The rugged west coast of Ireland reminded me of our west coast in the U.S., with rocks jutting out and waves crashing to the delight of hardy surfers. I was surprised that surfing abounded in Ireland.
But that was the first of many surprises.
For example, kissing the Blarney stone was no piece of cake. I had to climb 100 winding, narrow and slippery steps to get to the top, which was unprotected from the rain. Then I had to lie down, arch my back backwards, and do a very strenuous pushup to reach the green marble that was the famous Stone. The person who held me there exuded confidence that I could accomplish this feat. I didn’t want to disappoint him, so I became more determined. A photographer awaited to capture that special moment. Kissing the stone made me, a person with lymphedema, feel as if I could do anything. I was on top of the world, though only at the top of a small castle.

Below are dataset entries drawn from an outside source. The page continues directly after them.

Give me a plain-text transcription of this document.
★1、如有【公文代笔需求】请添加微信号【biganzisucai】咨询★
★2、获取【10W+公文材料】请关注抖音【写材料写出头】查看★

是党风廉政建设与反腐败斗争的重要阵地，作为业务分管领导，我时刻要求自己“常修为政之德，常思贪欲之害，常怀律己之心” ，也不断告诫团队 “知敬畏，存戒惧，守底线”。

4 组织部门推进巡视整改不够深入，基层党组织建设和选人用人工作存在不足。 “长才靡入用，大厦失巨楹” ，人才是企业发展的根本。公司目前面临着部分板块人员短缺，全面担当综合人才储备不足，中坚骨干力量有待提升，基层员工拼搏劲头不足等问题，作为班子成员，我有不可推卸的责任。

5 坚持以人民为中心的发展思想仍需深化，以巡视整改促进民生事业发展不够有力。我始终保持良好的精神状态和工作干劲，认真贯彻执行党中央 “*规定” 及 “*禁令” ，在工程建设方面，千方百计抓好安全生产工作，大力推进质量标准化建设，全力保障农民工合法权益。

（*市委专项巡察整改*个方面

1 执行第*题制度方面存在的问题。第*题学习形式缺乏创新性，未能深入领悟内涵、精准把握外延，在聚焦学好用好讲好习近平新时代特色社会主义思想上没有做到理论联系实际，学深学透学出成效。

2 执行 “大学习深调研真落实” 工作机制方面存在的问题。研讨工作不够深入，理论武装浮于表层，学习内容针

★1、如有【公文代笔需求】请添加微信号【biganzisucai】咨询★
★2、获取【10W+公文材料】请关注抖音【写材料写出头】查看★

Another surprise is that Ireland has a fjord. We cruised down this beautiful waterway, eying the fishermen vying for mussels and salmon as we sipped our cappuchinos. As the journey progressed we fellow travelers let down our guard and shared our backgrounds. It was freeing not to have to tell this whole group I was a cancer survivor. They did not know, and I did not share with everyone, as I didn’t want cancer to define me as a person. I would choose to reveal this personal bit of information as I felt comfortable with a few compassionate souls in our tour group.
Another surprise was learning about the mayfly, a short-lived insect that starts a two-week fishing frenzy in Ireland. Such a small creature this mayfly to create such a competitive buzz in the world of the angler.
Our tour guide told us a slew of sad tales about the Irish, making many cry. The story of the Rose of Tralee and how our word “lynch” came to be are tragic. But I told her I liked the sad stories. She replied that I must be Irish then. That gave my day a happy ending, as I like being identified with the Irish.
Two more elegant surprises awaited us: Kylemore Abbey and the Ashford Castle. These elegant structures in beautiful settings were surely fairy-tale inspired. Staying overnight in the castle was extra special, considering that so many celebrities visited that enchanted place, including Ronald Reagan, Gerald Ford, Robin Williams, Brad Pitt, Mel Gibson, Jane Seymour, and others too numerous to mention. And the movie “The Quiet Man” with John Wayne was filmed at a pub on the grounds. We had lunch in the Dungeon Cafe of the castle, enjoying food to die for at bistro prices.
Could there be more surprises after all these? Actually, yes. We discovered to our delight that the castle grounds had a school of falconry. Nothing can compare to having majestic birds of prey (Nelson hawks) alight on your outstretched arm and take flight when you lower your arm to your side. Even though I used my lymphedema arm, the bird was sufficiently light that I had no after-effects. For many of my fellow tourists, falconry was the highlight of the entire trip.
The final day of our journey, Mother’s Day in the U.S., my traveling companion and I toured a small part of Ireland on our own, leaving our busmates behind. We boarded a train to Kilkenny, where the castle of my distant relatives the Butlers sat waiting for me. The highlight of that day was returning to the hotel to meet a dear fellow blogger and breast cancer survivor Marie who lives in Ireland. I was so touched that she made the trek to see me. Even though our time together was short, it was most lovely and precious. The ultimate Irish surprise.
If you ever get the chance to go to this magical isle, do so. You won’t regret the hospitality, stories, gift of gab (I did kiss the Blarney stone, after all), and greenery of this delightful haven.
What travels have you made that touched you deeply? Where would you like to return?